Its a hard life

so busy busy busy at the mo, just managed to grab some time to come on here before tea. Not had a particuarly good day, my biology coursework had to be in today, i hadnt totally finished it last night & was gonna work on it today in school but the internet was down so i couldnt grrr, just handed it in as it was. Plus its a tuesday, the day when i tend to see a lot of chris, didnt spend as much time with him as i did last week, but then i was feeling a peeved. He hasnt done anything more about telling me any stuff, and i have good days & bad days in moving on over him & today was a bad day. To be told at the end of the day that he'd been being coupley with his girlfriend didnt help much really, just confuses me more about the situation cos he says he doesnt really like her as more than a friend, and makes me a little jealous even tho i dont actually want to go out with him, confusing huh?
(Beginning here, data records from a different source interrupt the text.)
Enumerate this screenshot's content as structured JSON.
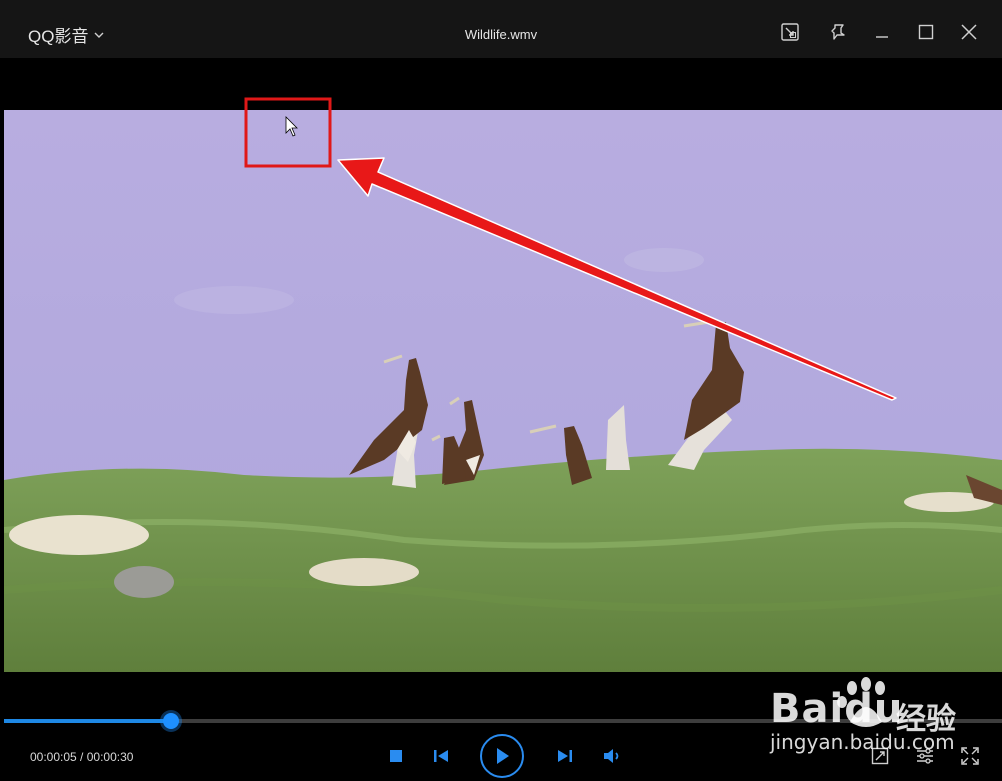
{
  "app": {
    "name": "QQ影音",
    "file_title": "Wildlife.wmv"
  },
  "player": {
    "current_time": "00:00:05",
    "separator": " / ",
    "total_time": "00:00:30",
    "progress": 0.167
  },
  "watermark": {
    "brand": "Baidu",
    "cn": "经验",
    "url": "jingyan.baidu.com"
  },
  "colors": {
    "accent": "#1e88e5",
    "annotation": "#e01818"
  }
}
I was thinking on the bus earlier, its hard enough as it is to get over your first love, and its hard being a Christian too, so i have both of them, plus being a Christian in this situation isnt easy cos it means that whilst trying to move on from loving him i find that i still love him as a friend, and when he's in trouble/upset i still want to help him, even when i know that its best for my sake to leave him alone, its always looking out for him that wins cos i care & i figure alot of that has got to do with the fact that i'm Christian & Jesus would & does care about him & wants me to do the same, it really doesnt make my life easy for moving on most of the time!!